Bleiglanz hat gesagt.:
			
		

> switch ist schneller, weil "Sprungtabelle"
> 
> in Java5 würde ich Enums verwenden, und den Aktionsteil aus den switches / ifs als Methoden gleich zu der Konstante packen, ist schön schnell und die switches verschwinden ganz
> 
> ...



Also Java5 fällt schon mal weg, da bei uns das JDK / JRE 1.4.2_01 zwingend vorgeschrieben ist und das wird sich so schnell auch nicht ändern.

Auch eine komplette Überarbeitung des Konzepts ist nicht möglich. Grud ist, dass die jetzige Architektur innerhalb der letzten 6-8 Jahre gewachsen ist und in unserem Teilbereich (Kernanwendung) selbst kleinste Änderungen am grundsätzlichen Aufbau sehr schwer zu bewerkstelligen sind.

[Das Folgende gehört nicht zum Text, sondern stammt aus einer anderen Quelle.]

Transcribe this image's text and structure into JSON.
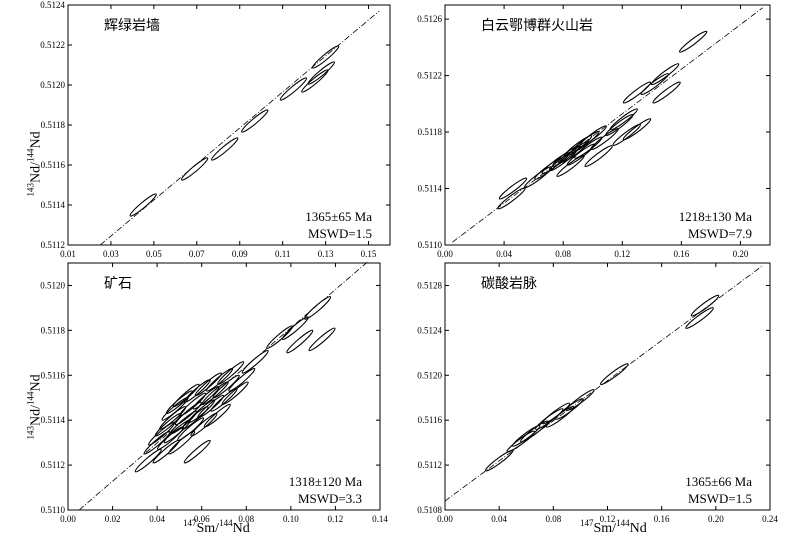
{
  "y_axis_label": {
    "mass_top": "143",
    "elem_top": "Nd/",
    "mass_bottom": "144",
    "elem_bottom": "Nd"
  },
  "x_axis_label": {
    "mass_top": "147",
    "elem_top": "Sm/",
    "mass_bottom": "144",
    "elem_bottom": "Nd"
  },
  "chart_data": [
    {
      "type": "scatter",
      "title": "辉绿岩墙",
      "annotation": [
        "1365±65 Ma",
        "MSWD=1.5"
      ],
      "xlim": [
        0.01,
        0.16
      ],
      "ylim": [
        0.5112,
        0.5124
      ],
      "xticks": [
        "0.01",
        "0.03",
        "0.05",
        "0.07",
        "0.09",
        "0.11",
        "0.13",
        "0.15"
      ],
      "yticks": [
        "0.5112",
        "0.5114",
        "0.5116",
        "0.5118",
        "0.5120",
        "0.5122",
        "0.5124"
      ],
      "isochron": {
        "x": [
          0.025,
          0.155
        ],
        "y": [
          0.5112,
          0.51237
        ]
      },
      "ellipses": [
        {
          "x": 0.045,
          "y": 0.5114
        },
        {
          "x": 0.069,
          "y": 0.51158
        },
        {
          "x": 0.083,
          "y": 0.51168
        },
        {
          "x": 0.097,
          "y": 0.51182
        },
        {
          "x": 0.115,
          "y": 0.51198
        },
        {
          "x": 0.125,
          "y": 0.51202
        },
        {
          "x": 0.128,
          "y": 0.51206
        },
        {
          "x": 0.13,
          "y": 0.51214
        }
      ]
    },
    {
      "type": "scatter",
      "title": "白云鄂博群火山岩",
      "annotation": [
        "1218±130 Ma",
        "MSWD=7.9"
      ],
      "xlim": [
        0.0,
        0.22
      ],
      "ylim": [
        0.511,
        0.5127
      ],
      "xticks": [
        "0.00",
        "0.04",
        "0.08",
        "0.12",
        "0.16",
        "0.20"
      ],
      "yticks": [
        "0.5110",
        "0.5114",
        "0.5118",
        "0.5122",
        "0.5126"
      ],
      "isochron": {
        "x": [
          0.005,
          0.215
        ],
        "y": [
          0.51102,
          0.51268
        ]
      },
      "ellipses": [
        {
          "x": 0.045,
          "y": 0.51133
        },
        {
          "x": 0.046,
          "y": 0.5114
        },
        {
          "x": 0.063,
          "y": 0.51148
        },
        {
          "x": 0.07,
          "y": 0.51154
        },
        {
          "x": 0.075,
          "y": 0.51158
        },
        {
          "x": 0.08,
          "y": 0.5116
        },
        {
          "x": 0.082,
          "y": 0.51163
        },
        {
          "x": 0.085,
          "y": 0.51156
        },
        {
          "x": 0.088,
          "y": 0.51166
        },
        {
          "x": 0.09,
          "y": 0.5117
        },
        {
          "x": 0.092,
          "y": 0.51164
        },
        {
          "x": 0.095,
          "y": 0.51173
        },
        {
          "x": 0.097,
          "y": 0.51169
        },
        {
          "x": 0.1,
          "y": 0.51177
        },
        {
          "x": 0.104,
          "y": 0.51163
        },
        {
          "x": 0.108,
          "y": 0.51175
        },
        {
          "x": 0.118,
          "y": 0.51185
        },
        {
          "x": 0.121,
          "y": 0.51189
        },
        {
          "x": 0.123,
          "y": 0.51178
        },
        {
          "x": 0.13,
          "y": 0.51182
        },
        {
          "x": 0.13,
          "y": 0.51208
        },
        {
          "x": 0.142,
          "y": 0.51214
        },
        {
          "x": 0.149,
          "y": 0.51221
        },
        {
          "x": 0.15,
          "y": 0.51208
        },
        {
          "x": 0.168,
          "y": 0.51244
        }
      ]
    },
    {
      "type": "scatter",
      "title": "矿石",
      "annotation": [
        "1318±120 Ma",
        "MSWD=3.3"
      ],
      "xlim": [
        0.0,
        0.14
      ],
      "ylim": [
        0.511,
        0.5121
      ],
      "xticks": [
        "0.00",
        "0.02",
        "0.04",
        "0.06",
        "0.08",
        "0.10",
        "0.12",
        "0.14"
      ],
      "yticks": [
        "0.5110",
        "0.5112",
        "0.5114",
        "0.5116",
        "0.5118",
        "0.5120"
      ],
      "isochron": {
        "x": [
          0.005,
          0.135
        ],
        "y": [
          0.511,
          0.51211
        ]
      },
      "ellipses": [
        {
          "x": 0.036,
          "y": 0.51122
        },
        {
          "x": 0.04,
          "y": 0.5113
        },
        {
          "x": 0.042,
          "y": 0.51134
        },
        {
          "x": 0.044,
          "y": 0.51126
        },
        {
          "x": 0.045,
          "y": 0.51138
        },
        {
          "x": 0.046,
          "y": 0.51132
        },
        {
          "x": 0.047,
          "y": 0.51141
        },
        {
          "x": 0.048,
          "y": 0.51145
        },
        {
          "x": 0.049,
          "y": 0.51135
        },
        {
          "x": 0.05,
          "y": 0.51148
        },
        {
          "x": 0.051,
          "y": 0.5113
        },
        {
          "x": 0.052,
          "y": 0.51139
        },
        {
          "x": 0.053,
          "y": 0.51151
        },
        {
          "x": 0.054,
          "y": 0.51143
        },
        {
          "x": 0.055,
          "y": 0.51136
        },
        {
          "x": 0.056,
          "y": 0.51147
        },
        {
          "x": 0.057,
          "y": 0.51141
        },
        {
          "x": 0.058,
          "y": 0.51126
        },
        {
          "x": 0.058,
          "y": 0.51153
        },
        {
          "x": 0.06,
          "y": 0.51144
        },
        {
          "x": 0.061,
          "y": 0.51138
        },
        {
          "x": 0.062,
          "y": 0.5115
        },
        {
          "x": 0.063,
          "y": 0.51156
        },
        {
          "x": 0.064,
          "y": 0.51146
        },
        {
          "x": 0.066,
          "y": 0.51152
        },
        {
          "x": 0.067,
          "y": 0.51142
        },
        {
          "x": 0.068,
          "y": 0.51158
        },
        {
          "x": 0.07,
          "y": 0.51149
        },
        {
          "x": 0.071,
          "y": 0.51155
        },
        {
          "x": 0.073,
          "y": 0.51161
        },
        {
          "x": 0.075,
          "y": 0.51152
        },
        {
          "x": 0.078,
          "y": 0.51158
        },
        {
          "x": 0.084,
          "y": 0.51166
        },
        {
          "x": 0.095,
          "y": 0.51177
        },
        {
          "x": 0.102,
          "y": 0.51181
        },
        {
          "x": 0.104,
          "y": 0.51175
        },
        {
          "x": 0.112,
          "y": 0.5119
        },
        {
          "x": 0.114,
          "y": 0.51176
        }
      ]
    },
    {
      "type": "scatter",
      "title": "碳酸岩脉",
      "annotation": [
        "1365±66 Ma",
        "MSWD=1.5"
      ],
      "xlim": [
        0.0,
        0.24
      ],
      "ylim": [
        0.5108,
        0.513
      ],
      "xticks": [
        "0.00",
        "0.04",
        "0.08",
        "0.12",
        "0.16",
        "0.20",
        "0.24"
      ],
      "yticks": [
        "0.5108",
        "0.5112",
        "0.5116",
        "0.5120",
        "0.5124",
        "0.5128"
      ],
      "isochron": {
        "x": [
          0.0,
          0.235
        ],
        "y": [
          0.51088,
          0.51298
        ]
      },
      "ellipses": [
        {
          "x": 0.04,
          "y": 0.51124
        },
        {
          "x": 0.056,
          "y": 0.51141
        },
        {
          "x": 0.06,
          "y": 0.51146
        },
        {
          "x": 0.066,
          "y": 0.5115
        },
        {
          "x": 0.077,
          "y": 0.51161
        },
        {
          "x": 0.082,
          "y": 0.51166
        },
        {
          "x": 0.085,
          "y": 0.51163
        },
        {
          "x": 0.092,
          "y": 0.5117
        },
        {
          "x": 0.1,
          "y": 0.51178
        },
        {
          "x": 0.125,
          "y": 0.51201
        },
        {
          "x": 0.188,
          "y": 0.51251
        },
        {
          "x": 0.192,
          "y": 0.51262
        }
      ]
    }
  ]
}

Wenn eine Umstellung erfolgen sollte, dann müsste das ganze parallel zur Produktion erfolgen und dazu fehlen bei uns die Leute.

Durch das ganze wird uns wohl (zumindest für den Moment) nix anders übrig bleiben als es erstmal bei der Situation zu lassen, bis es mal möglich ist etwas zu ändern bzw. bis die Zeit dazu mal wäre.

Naja, zumindest weiß ich jetzt, dass Switch schon mal schneller ist als if ....   

Danke euch


----------



## Bleiglanz (7. Feb 2006)

in dem Fall würde ich trotzdem einen zentralen Dispatcher vorschlagen, ein switch lässt sich oft durch einen einfachen Lookup-Mechanismus ersetzen (der viel leichter wartbar ist, und dessen Inhalt sich leicht Unit-Testen lässt)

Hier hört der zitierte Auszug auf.